Among the stars he reportedly disliked the most was Clark Gable, who found eternal fame through his role in Gone with the Wind.

Wayne’s daughter Aissa recalled the feud between the stars in her 1991 book, John Wayne: My Father.

She wrote: “My dad called Gable handsome but dumb at least four or five times, and now I wonder if it had something to do with my father’s friend, John Ford.

“During the filming of Mogambo, Ford and Gable had clashed again and again and the subsequent feud had simmered for years. In my father’s way of thinking, disloyalty to allies, support in any fashion for their enemies, was expressly forbidden.

“If Clark Gable took on John Ford, my father’s code demanded that John Wayne stand by his old pal.”

He even described Gable as “extremely handsome in person” but one who was ultimately an “idiot”.

Gene Hackman, a double Academy Award winner, was another Wayne reportedly loathed, branding him one of the worst actors to be working in Hollywood.

Aissa added: “When it came to his contemporaries in film, I only heard him speak once with any real venom.

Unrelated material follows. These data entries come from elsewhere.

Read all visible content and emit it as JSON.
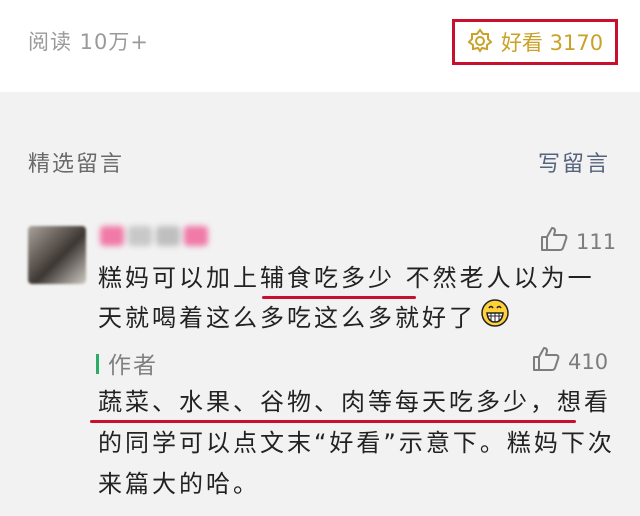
{
  "header": {
    "read_count": "阅读 10万+",
    "like_label": "好看 3170"
  },
  "comments_section": {
    "title": "精选留言",
    "write_button": "写留言"
  },
  "comment": {
    "likes": "111",
    "text": "糕妈可以加上辅食吃多少 不然老人以为一天就喝着这么多吃这么多就好了",
    "avatar_icon": "user-avatar-blurred",
    "emoji_icon": "grinning-face-icon"
  },
  "reply": {
    "label": "作者",
    "likes": "410",
    "text": "蔬菜、水果、谷物、肉等每天吃多少，想看的同学可以点文末“好看”示意下。糕妈下次来篇大的哈。"
  },
  "colors": {
    "highlight": "#c8102e",
    "gold": "#c9a227",
    "accent_green": "#2aae67",
    "link": "#55647c"
  }
}
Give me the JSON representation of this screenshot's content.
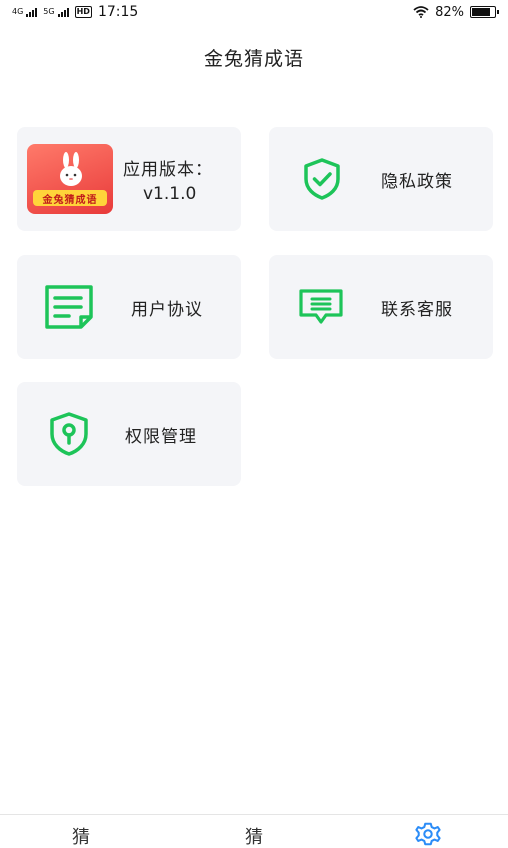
{
  "status_bar": {
    "net1": "4G",
    "net2": "5G",
    "hd": "HD",
    "time": "17:15",
    "battery": "82%",
    "battery_level": 0.82
  },
  "header": {
    "title": "金兔猜成语"
  },
  "cards": {
    "version": {
      "label": "应用版本：",
      "value": "v1.1.0",
      "app_badge": "金兔猜成语"
    },
    "privacy": {
      "label": "隐私政策"
    },
    "agreement": {
      "label": "用户协议"
    },
    "service": {
      "label": "联系客服"
    },
    "permission": {
      "label": "权限管理"
    }
  },
  "tabbar": {
    "tab1": "猜",
    "tab2": "猜"
  },
  "colors": {
    "accent": "#1dc459",
    "card_bg": "#f4f5f8"
  }
}
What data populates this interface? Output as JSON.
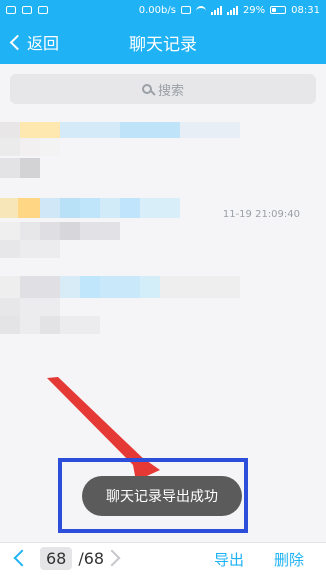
{
  "statusbar": {
    "speed": "0.00b/s",
    "battery": "29%",
    "time": "08:31"
  },
  "header": {
    "back_label": "返回",
    "title": "聊天记录"
  },
  "search": {
    "placeholder": "搜索"
  },
  "messages": [
    {
      "time": "11-19 21:09:40"
    }
  ],
  "toast": {
    "text": "聊天记录导出成功"
  },
  "footer": {
    "current_page": "68",
    "total_pages": "/68",
    "export_label": "导出",
    "delete_label": "删除"
  },
  "colors": {
    "primary": "#1fb2f4",
    "highlight_border": "#2d4ddb",
    "arrow": "#e53935"
  },
  "icons": {
    "back": "chevron-left-icon",
    "search": "search-icon",
    "prev": "chevron-left-icon",
    "next": "chevron-right-icon"
  }
}
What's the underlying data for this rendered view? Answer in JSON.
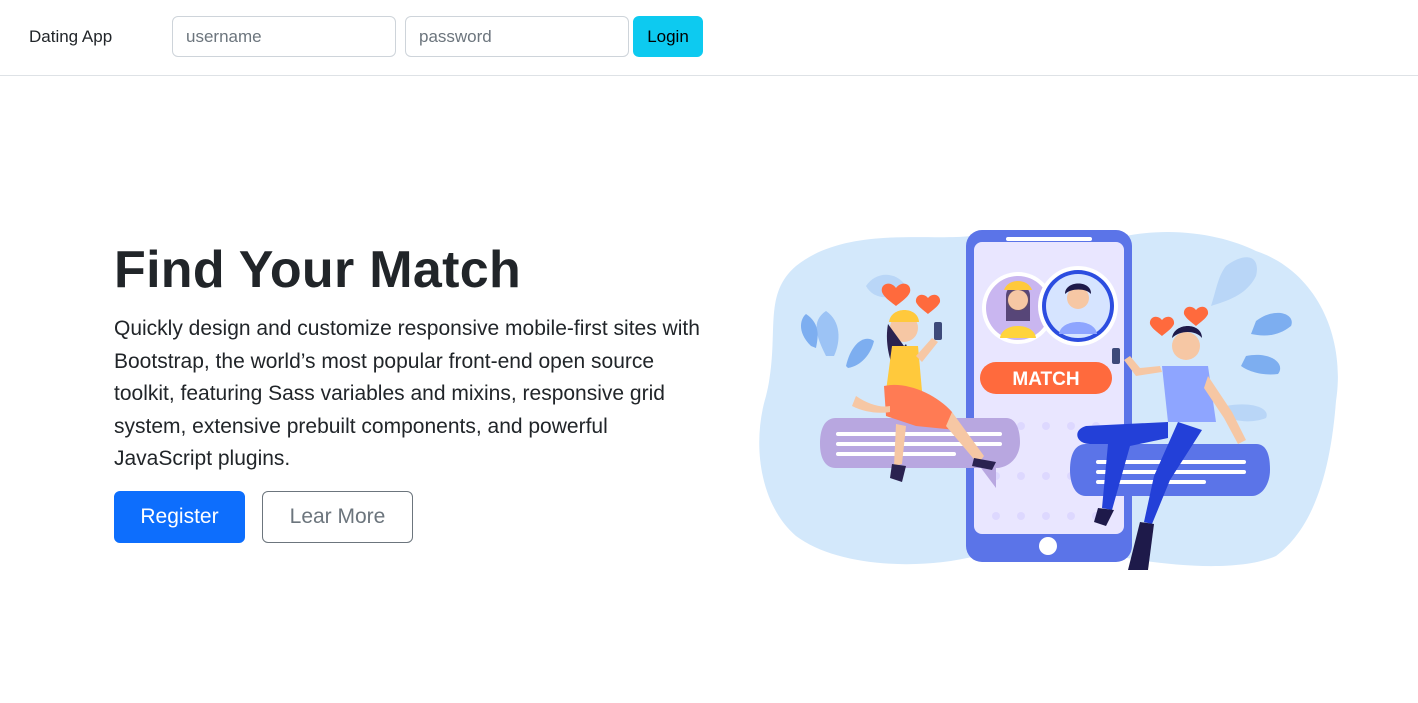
{
  "navbar": {
    "brand": "Dating App",
    "username_placeholder": "username",
    "password_placeholder": "password",
    "login_label": "Login"
  },
  "hero": {
    "title": "Find Your Match",
    "lead": "Quickly design and customize responsive mobile-first sites with Bootstrap, the world’s most popular front-end open source toolkit, featuring Sass variables and mixins, responsive grid system, extensive prebuilt components, and powerful JavaScript plugins.",
    "register_label": "Register",
    "learn_more_label": "Lear More"
  },
  "illustration": {
    "badge_text": "MATCH",
    "icons": [
      "heart-icon",
      "phone-icon",
      "avatar-woman-icon",
      "avatar-man-icon"
    ]
  },
  "colors": {
    "primary": "#0d6efd",
    "info": "#0dcaf0",
    "match_badge": "#ff6a3d",
    "phone": "#5b74e8",
    "blob": "#d3e8fb"
  }
}
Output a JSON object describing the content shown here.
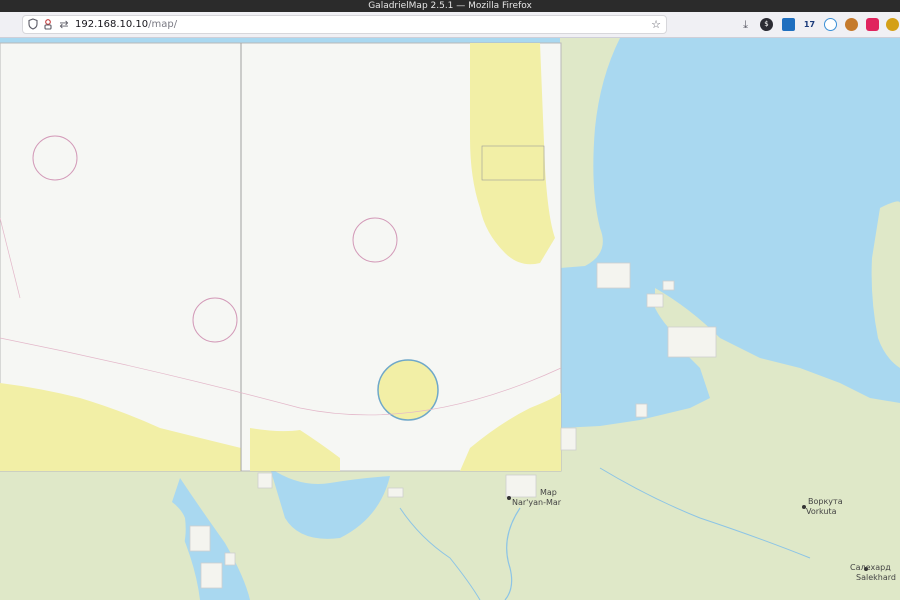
{
  "window": {
    "title": "GaladrielMap 2.5.1 — Mozilla Firefox"
  },
  "urlbar": {
    "host": "192.168.10.10",
    "path": "/map/"
  },
  "map": {
    "labels": {
      "naryan_mar_latin": "Nar'yan-Mar",
      "naryan_mar_map": "Map",
      "vorkuta_cyr": "Воркута",
      "vorkuta_latin": "Vorkuta",
      "salekhard_cyr": "Салехард",
      "salekhard_latin": "Salekhard"
    },
    "colors": {
      "sea": "#a9d8f0",
      "land": "#dfe8c8",
      "chart_paper": "#f6f7f4",
      "chart_land": "#f2efa6"
    }
  },
  "toolbar_icons": [
    "shield-icon",
    "permissions-icon",
    "connection-icon",
    "bookmark-star-icon",
    "downloads-icon",
    "extension-icon",
    "extension-icon",
    "extension-icon",
    "extension-icon",
    "extension-icon",
    "extension-icon",
    "extension-icon"
  ]
}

“Gene Hackman could never appear on-screen without my father skewering his performance.

“I wish I could tell you why he so harshly criticised Hackman, but he never went into detail.

“Although it’s pure speculation, had my father lived to see more of his work, I think his view of Mr Hackman would have changed.

“Back then, however, my father called Hackman ‘the worst actor in town. He’s awful’.”